A process for welcoming drop-ins, and guiding them to productive discussions on topics in the news, generally does not exist. In fact, the overwhelming majority of dialogues now are the opposite. Created as funding is available, or when a pre-scheduled event is taking place, the topic must be decided well ahead of time.
Worse, participants must be recruited by the organizers, also well in advance. Those who enjoy engaging in dialogues are often over-represented among the recruits. And liberals are more interested in speaking to the "other side," as a general rule, than conservatives. This either skews the pool leftward or forces the recruiter to work very hard to find an ideologically representative group.
To find full engagement, the people themselves need to decide to connect. And this is exactly what is still missing: a place where each can go to talk about the issue we want to talk about, when we want to talk about it. It is difficult to do this in person today, since most communities are now so "red" or so "blue" that the minority side may not feel empowered to speak candidly. So these conversations will need to be online. (That said, a few valiant libraries are becoming physical places where democracy is finding a place to sit down.)
The Internet provides the freedom to leap physical barriers and is uniquely suited to the task.
There are websites that do parts of this already, and could one day become The Place to Go. Living Room Conversations has a brilliant methodology for self-facilitating discussions and uses videoconferencing to connect people. The National Conversation Project gives visitors a choice of topics and then directs them to in-person meet-ups at a nearby physical space on that topic.
The most promising site, though, is Mismatch. Now focused on schoolroom use, it has been piloted in 20 U.S. classrooms, with more than 300 students participating. Mismatch is working on building an app "like a dating site" in reverse, matching people with those of opposing views, and "guiding them through carefully structured online video conversations."
An example of what the Mismatch app may look like.Digital Citizen
So how would a public app work? People would need to know the place exists and it must always be open. When news breaks, it must be able to handle a sudden influx of visitors.
Visitors would state the issue and sign up, then be walked through a demographic and ideological survey. Within a day, they would be introduced to the others in their dialogue group, supplied with well-vetted facts and the rules for civil dialogue, then placed into a video chatv room.

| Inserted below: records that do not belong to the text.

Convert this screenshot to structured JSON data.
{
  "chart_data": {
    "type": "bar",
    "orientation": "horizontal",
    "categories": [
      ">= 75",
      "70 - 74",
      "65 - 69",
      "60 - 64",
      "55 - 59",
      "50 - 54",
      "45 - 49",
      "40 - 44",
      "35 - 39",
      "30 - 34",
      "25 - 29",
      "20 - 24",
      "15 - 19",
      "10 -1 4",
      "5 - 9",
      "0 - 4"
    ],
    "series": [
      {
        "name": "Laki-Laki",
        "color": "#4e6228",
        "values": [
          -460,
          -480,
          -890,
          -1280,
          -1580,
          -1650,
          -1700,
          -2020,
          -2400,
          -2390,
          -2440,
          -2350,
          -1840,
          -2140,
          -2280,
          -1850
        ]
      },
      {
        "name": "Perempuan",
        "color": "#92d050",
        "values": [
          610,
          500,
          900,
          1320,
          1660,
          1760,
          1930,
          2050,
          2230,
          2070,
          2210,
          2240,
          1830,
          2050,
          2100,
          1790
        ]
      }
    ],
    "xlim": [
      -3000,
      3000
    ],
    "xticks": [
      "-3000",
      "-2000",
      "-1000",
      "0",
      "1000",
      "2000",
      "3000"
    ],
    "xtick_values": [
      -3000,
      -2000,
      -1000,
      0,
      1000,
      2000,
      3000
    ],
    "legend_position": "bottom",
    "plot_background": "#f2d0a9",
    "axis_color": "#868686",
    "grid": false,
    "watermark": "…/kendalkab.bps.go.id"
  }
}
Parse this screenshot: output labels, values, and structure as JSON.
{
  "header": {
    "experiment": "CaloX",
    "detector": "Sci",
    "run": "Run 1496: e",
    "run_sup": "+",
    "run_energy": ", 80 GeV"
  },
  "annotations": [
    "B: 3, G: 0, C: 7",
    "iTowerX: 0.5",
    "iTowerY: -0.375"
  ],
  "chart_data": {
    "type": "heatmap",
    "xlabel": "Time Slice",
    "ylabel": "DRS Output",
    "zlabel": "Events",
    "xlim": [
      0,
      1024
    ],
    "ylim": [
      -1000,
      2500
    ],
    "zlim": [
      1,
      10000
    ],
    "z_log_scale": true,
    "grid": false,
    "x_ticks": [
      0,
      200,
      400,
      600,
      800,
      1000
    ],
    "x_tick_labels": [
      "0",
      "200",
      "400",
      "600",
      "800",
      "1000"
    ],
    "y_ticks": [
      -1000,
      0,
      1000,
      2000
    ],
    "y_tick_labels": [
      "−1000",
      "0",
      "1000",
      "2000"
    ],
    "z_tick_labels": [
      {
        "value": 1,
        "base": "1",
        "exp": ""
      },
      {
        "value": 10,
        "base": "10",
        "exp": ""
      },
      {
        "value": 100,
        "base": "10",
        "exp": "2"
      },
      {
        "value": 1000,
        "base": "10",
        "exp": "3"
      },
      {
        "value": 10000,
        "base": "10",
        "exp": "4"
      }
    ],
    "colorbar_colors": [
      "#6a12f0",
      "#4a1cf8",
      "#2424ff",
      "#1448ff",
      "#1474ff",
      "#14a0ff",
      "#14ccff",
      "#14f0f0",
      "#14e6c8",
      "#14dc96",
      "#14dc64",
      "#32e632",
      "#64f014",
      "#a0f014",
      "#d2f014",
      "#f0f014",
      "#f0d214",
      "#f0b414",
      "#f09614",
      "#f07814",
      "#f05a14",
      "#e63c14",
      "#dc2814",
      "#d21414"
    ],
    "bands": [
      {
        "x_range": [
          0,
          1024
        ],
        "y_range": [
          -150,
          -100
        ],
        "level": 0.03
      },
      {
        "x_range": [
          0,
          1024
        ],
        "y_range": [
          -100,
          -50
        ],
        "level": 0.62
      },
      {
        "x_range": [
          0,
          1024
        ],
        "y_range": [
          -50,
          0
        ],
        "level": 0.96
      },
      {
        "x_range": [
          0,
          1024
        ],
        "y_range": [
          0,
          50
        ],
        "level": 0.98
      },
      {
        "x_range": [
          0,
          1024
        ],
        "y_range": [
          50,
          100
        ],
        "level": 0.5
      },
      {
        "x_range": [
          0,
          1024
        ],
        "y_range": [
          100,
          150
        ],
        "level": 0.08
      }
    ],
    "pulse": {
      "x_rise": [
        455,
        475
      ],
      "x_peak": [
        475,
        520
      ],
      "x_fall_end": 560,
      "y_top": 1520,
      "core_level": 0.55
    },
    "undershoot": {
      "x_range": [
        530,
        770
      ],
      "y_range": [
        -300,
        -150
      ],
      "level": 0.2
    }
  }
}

The chatroom will be framed with ample instructions and safeguards.
So what is stopping this? The political climate could not be better for expanding civilized dialogue. New types of funders — especially those in the digital media space seeking a way out of the poisonous present — are already joining traditional funding institutions. The issues of trolls and vitriol may at first seem an impediment, but many tools exist to reduce unwanted intrusion in online discourse. And, unlike when we first began this work, many great organizations can put processes like these in place.
Perhaps a solution is for the Bridge Alliance, and a group of its most powerful members, to commit to making creation of an on-demand, rapid-response dialogue app their joint top priority. So if enough of us tell our funders, the world is ready — and we are ready — it will come.